1b.Approach (from AD-416)
Research will be based on the design and execution of a series of complete end-to-end observing system simulation experiments (OSSE’s) to isolate the added utility of SMAP soil moisture products for agricultural and rangeland forecasting activities. All OSSE experiments will contain three separate components:.
1)an algorithm test-bed facility to generate synthetic SMAP soil moisture data products,.
2)a data assimilation system to integrate these synthetic products into a multi-layered land surface model, and.
3)a crop forecasting system to obtain end-of-season crop yield and rangeland productivity forecasts based on the assimilation of soil moisture profile information into the water balance component of a crop systems model.

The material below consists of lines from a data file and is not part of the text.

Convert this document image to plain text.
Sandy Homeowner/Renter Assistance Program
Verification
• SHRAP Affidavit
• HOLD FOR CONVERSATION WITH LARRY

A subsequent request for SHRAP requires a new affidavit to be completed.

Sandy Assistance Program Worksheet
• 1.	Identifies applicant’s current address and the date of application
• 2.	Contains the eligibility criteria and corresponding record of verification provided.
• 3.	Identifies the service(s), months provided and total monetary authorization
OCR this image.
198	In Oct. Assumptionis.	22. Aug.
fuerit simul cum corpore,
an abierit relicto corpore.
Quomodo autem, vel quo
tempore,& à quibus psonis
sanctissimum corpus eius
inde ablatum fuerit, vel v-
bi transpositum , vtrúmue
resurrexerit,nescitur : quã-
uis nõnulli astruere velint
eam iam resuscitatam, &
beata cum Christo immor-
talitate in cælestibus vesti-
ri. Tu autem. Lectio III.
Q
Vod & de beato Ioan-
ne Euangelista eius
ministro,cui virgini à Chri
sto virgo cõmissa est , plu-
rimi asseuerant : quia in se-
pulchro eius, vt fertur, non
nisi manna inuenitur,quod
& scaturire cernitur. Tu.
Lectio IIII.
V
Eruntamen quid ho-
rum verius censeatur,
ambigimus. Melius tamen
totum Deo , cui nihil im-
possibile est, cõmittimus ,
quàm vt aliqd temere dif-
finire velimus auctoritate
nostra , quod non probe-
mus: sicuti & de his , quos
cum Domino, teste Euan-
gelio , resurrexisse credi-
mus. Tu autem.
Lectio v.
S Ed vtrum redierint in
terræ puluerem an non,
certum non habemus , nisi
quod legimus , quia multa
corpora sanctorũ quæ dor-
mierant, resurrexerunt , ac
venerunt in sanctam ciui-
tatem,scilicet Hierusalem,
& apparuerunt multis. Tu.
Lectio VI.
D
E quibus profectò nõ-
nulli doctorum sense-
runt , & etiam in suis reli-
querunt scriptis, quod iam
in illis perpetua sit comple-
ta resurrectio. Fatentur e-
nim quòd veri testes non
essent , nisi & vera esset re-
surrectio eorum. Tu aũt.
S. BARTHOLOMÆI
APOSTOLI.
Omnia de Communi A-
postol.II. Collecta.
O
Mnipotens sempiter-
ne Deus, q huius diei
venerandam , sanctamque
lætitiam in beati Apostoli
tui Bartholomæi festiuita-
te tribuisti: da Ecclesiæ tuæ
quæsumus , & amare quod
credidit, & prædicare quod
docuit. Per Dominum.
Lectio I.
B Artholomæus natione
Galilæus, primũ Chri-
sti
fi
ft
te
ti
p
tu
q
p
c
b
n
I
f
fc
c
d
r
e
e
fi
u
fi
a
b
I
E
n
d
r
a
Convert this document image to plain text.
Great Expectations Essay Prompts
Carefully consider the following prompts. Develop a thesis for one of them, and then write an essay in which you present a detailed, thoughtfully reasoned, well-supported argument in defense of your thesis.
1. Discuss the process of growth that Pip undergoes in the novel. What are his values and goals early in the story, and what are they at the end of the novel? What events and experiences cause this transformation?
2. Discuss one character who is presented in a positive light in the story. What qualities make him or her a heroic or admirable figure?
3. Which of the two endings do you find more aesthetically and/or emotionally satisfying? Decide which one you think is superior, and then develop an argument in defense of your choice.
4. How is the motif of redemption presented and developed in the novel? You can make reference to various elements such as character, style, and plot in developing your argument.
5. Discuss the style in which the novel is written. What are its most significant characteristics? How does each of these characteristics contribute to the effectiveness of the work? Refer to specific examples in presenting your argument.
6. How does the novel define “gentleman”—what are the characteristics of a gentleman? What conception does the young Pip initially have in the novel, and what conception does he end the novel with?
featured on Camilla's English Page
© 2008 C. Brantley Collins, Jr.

One graduate student began working on the project October 2010 and has completed an initial assessment using synthetic simulation experiments to test the ability of assimilated soil moisture and leaf area index to improve CSM-CROPSIM-CERES-Wheat simulations of wheat yield. The main finding is that assimilation of soil moisture information is only useful under severely water limited conditions. A second graduate student has been identified and will relocate to start a Ph.D. program and begin working on the project in August 2011. Efforts are underway to establish a Specific Cooperative Agreement with the University of Arizona to fund the student. A computer has been purchased and setup for the student. Travel plans are being made to attend a NASA project meeting in October 2011. Activities for the project are solely computer focused. This permits weekly meetings over the Internet via WebEx where the students can share their computer desktop to facilitate discussion of results. Visits to the University of Arizona campus are scheduled when face-to-face meetings are needed, approximately once per quarter.